Still no sign of missing plane – search continues Sunday, Oct. 31
Search helicopters, clockwise from top left, include an A-Star 350 B3, A Wyoming Army National Guard UH 60 Blackhawk and a Bell L-4. The helicopters are using Lander’s Hunt Field general aviation airport as their base for search operations. Photo courtesy Fremont County Sheriff's Department.
by Fremont County Sheriff’s Department
October 31, 2010
SUNDAY AFTERNOON UPDATE:
By late afternoon Sunday, there were no new developments in the search for a missing light plane from the Twin Cities area. The plane dropped off radar six days ago over a rugged area of northwest Wyoming’s Wind River Range. Officials at the Incident Command center at Lander’s Hunt Field Airport were awaiting the arrival of ground crews and a Civil Air Patrol flight for debriefing.
"We’ve had people out on the ground and in the air all day, and now we’re waiting for them to come back," said Operations Chief Jason Aanestad. "The CAP flight is attempting to reevaluate the integrity of the emergency locater transmissions coming from the nine-square mile search area," he said. Aanestad said the ground teams have been performing grid searches in an attempt to find clues to the missing plane’s disappearance.
The weather at 3:00 p.m. Mountain time was beginning to close in on the search area, and plans were underway to extract the ground searchers. A fast moving weather system Saturday prevented the extraction of two ground teams, which spent the night in the search area.
"We really won’t know where we are until these teams are debriefed, and then we’ll make our plans for Monday," Aanestad said.
SUNDAY MORNING UPDATE
Poor weather conditions Saturday evening resulted in two ground teams spending the night at an elevation of 10,000 feet in the primary search area on the fifth full day of searching for a missing light plane with a Minnesota family on board.

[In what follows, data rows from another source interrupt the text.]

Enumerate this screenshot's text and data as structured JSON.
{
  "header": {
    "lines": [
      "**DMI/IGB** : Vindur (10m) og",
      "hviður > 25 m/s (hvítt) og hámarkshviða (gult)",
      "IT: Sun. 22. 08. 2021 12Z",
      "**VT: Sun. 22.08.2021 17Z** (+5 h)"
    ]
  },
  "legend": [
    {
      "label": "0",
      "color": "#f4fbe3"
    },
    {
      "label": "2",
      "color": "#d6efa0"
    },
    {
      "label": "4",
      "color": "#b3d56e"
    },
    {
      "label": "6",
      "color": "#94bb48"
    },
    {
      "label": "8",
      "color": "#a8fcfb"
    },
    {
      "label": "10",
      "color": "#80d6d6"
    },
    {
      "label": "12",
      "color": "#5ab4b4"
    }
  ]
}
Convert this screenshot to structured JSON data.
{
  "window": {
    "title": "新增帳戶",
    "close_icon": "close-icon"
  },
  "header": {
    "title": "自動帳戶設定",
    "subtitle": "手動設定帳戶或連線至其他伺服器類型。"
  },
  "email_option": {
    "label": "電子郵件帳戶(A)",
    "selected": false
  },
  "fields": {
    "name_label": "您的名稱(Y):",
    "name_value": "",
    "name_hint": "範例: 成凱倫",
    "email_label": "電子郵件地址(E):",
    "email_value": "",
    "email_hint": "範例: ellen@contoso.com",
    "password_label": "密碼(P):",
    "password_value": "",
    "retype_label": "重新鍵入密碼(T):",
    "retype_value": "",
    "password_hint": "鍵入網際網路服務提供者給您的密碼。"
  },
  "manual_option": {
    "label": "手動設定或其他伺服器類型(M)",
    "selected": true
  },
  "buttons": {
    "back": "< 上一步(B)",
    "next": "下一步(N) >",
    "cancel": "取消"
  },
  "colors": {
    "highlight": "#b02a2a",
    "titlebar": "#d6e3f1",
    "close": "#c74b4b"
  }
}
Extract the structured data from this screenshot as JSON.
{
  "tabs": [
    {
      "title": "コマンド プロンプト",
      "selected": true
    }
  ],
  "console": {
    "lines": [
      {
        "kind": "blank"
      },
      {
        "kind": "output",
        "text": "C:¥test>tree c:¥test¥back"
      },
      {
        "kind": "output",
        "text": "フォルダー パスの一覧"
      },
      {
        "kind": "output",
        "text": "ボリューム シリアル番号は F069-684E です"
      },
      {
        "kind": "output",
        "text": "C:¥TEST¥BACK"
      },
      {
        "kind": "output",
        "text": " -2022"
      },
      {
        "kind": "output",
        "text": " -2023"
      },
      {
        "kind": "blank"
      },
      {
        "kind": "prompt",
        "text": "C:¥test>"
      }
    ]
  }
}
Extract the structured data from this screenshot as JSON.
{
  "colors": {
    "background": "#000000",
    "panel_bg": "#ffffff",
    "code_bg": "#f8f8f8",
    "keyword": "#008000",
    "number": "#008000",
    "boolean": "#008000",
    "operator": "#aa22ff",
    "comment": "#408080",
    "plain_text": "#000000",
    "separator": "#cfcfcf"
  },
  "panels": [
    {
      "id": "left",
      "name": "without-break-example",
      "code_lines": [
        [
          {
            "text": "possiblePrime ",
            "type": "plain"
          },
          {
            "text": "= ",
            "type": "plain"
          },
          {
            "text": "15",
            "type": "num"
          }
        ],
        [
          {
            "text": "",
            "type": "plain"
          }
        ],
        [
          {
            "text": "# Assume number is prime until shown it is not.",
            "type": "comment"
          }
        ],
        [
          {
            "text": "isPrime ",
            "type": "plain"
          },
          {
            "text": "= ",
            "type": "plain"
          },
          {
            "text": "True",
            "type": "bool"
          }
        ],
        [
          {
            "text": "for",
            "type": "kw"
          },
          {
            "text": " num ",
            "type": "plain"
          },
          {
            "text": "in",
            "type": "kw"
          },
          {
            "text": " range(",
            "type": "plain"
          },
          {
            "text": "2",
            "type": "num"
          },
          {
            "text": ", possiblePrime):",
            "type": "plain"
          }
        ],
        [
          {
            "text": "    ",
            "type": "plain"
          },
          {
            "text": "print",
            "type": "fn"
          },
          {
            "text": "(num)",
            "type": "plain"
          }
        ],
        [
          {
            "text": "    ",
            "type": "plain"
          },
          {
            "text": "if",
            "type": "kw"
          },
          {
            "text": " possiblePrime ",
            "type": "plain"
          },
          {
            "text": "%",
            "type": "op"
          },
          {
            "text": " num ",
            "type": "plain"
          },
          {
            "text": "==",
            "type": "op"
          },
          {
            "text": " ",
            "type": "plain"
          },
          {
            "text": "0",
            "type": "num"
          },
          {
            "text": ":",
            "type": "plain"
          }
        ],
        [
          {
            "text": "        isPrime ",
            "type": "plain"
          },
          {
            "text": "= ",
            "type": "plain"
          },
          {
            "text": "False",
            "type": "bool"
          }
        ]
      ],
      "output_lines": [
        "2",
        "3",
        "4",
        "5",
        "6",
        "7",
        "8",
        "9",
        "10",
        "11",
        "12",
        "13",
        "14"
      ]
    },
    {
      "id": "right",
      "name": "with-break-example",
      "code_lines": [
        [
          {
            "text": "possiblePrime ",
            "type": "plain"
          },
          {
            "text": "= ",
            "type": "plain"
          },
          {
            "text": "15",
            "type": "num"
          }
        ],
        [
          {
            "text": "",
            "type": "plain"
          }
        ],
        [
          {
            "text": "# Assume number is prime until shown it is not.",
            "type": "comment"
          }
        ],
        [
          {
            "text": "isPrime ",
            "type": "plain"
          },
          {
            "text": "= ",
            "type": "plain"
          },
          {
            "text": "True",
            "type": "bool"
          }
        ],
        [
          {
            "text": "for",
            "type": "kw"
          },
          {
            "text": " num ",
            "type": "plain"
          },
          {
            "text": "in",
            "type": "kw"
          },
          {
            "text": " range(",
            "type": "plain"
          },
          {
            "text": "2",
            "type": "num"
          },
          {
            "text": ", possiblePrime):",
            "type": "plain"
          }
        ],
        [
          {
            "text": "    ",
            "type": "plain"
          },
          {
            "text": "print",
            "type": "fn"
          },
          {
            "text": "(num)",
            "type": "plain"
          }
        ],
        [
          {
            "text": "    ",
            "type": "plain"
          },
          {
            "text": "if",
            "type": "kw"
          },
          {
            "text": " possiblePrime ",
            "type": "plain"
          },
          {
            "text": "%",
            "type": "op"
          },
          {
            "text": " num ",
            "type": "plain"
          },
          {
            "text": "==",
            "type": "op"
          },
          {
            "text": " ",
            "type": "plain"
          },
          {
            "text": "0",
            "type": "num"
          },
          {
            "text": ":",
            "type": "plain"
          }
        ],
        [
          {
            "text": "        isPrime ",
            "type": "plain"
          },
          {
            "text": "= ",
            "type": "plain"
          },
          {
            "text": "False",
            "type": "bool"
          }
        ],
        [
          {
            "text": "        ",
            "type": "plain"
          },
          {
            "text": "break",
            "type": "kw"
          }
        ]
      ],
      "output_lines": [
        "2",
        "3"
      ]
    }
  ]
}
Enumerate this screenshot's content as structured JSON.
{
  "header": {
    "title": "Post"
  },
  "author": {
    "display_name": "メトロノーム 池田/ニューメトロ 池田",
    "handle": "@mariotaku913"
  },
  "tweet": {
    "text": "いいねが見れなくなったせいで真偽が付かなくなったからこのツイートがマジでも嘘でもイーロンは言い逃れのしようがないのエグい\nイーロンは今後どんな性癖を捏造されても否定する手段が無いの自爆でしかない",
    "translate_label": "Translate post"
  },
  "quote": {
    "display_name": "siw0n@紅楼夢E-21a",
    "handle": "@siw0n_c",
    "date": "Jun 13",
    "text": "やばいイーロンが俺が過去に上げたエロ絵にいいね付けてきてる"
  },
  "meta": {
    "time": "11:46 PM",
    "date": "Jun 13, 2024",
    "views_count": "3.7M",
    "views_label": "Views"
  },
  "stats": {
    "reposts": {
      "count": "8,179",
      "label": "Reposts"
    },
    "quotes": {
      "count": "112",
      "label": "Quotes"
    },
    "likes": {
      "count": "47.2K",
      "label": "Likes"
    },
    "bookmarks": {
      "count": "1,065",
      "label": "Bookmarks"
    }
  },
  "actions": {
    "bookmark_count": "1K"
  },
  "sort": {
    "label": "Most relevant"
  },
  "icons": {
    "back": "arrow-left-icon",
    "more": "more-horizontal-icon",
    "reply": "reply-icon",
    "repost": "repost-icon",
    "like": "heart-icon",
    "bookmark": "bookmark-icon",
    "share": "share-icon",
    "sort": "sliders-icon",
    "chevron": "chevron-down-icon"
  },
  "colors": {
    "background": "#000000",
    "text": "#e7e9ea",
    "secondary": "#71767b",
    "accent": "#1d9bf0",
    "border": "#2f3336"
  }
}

"We tried to extract the teams by helicopter, but the weather closed in and they had to spend the night," said Incident Command Operations Chief Jason Aanestad. "Our plan this morning is to insert a fresh ground team and bring out the other two teams for a debrief."
As day six of active searching begins, no physical evidence of the missing aircraft has been found. At the Incident Command center Sunday morning at Lander’s Hunt Field Airport, fresh snow was visible on the peaks of the Wind River Range.
Saturday night one ground team was successfully extracted and they reported that they were nearly "socked in" with "blizzard like conditions" at the landing zone. The extraction was performed by a Wyoming Army National Guard Blackhawk helicopter that replace a U.S. Air Force Huey earlier in the day.
The weather cleared overnight and today searchers are looking at mostly cloudy sky conditions with daytime temperatures in the high 20’s. The weather, however, is expected to close in again late Sunday afternoon.
"Our plan today is to continue a grid search by helicopter and our ground teams as we look for clues to the missing aircraft," Aanestad said.
The aircraft, a 1977 Mooney model 20-J, disappeared from radar about one hour after taking off from the Jackson Hole airport in a snowstorm, bound for Riverton en route to the Twin Cities. The plane contained four members of a Minneapolis-area family.
Searchers were buoyed Saturday when messages of prayers and support directed at the search team and their families were received. The messages came from friends and colleagues of the missing family members. "I wish we could go out again right now," said ground searcher Andy Basset after reading the bundles of hand written notes. Basset and three other ground team members had just been plucked from a blizzard and returned to the Incident Command Center.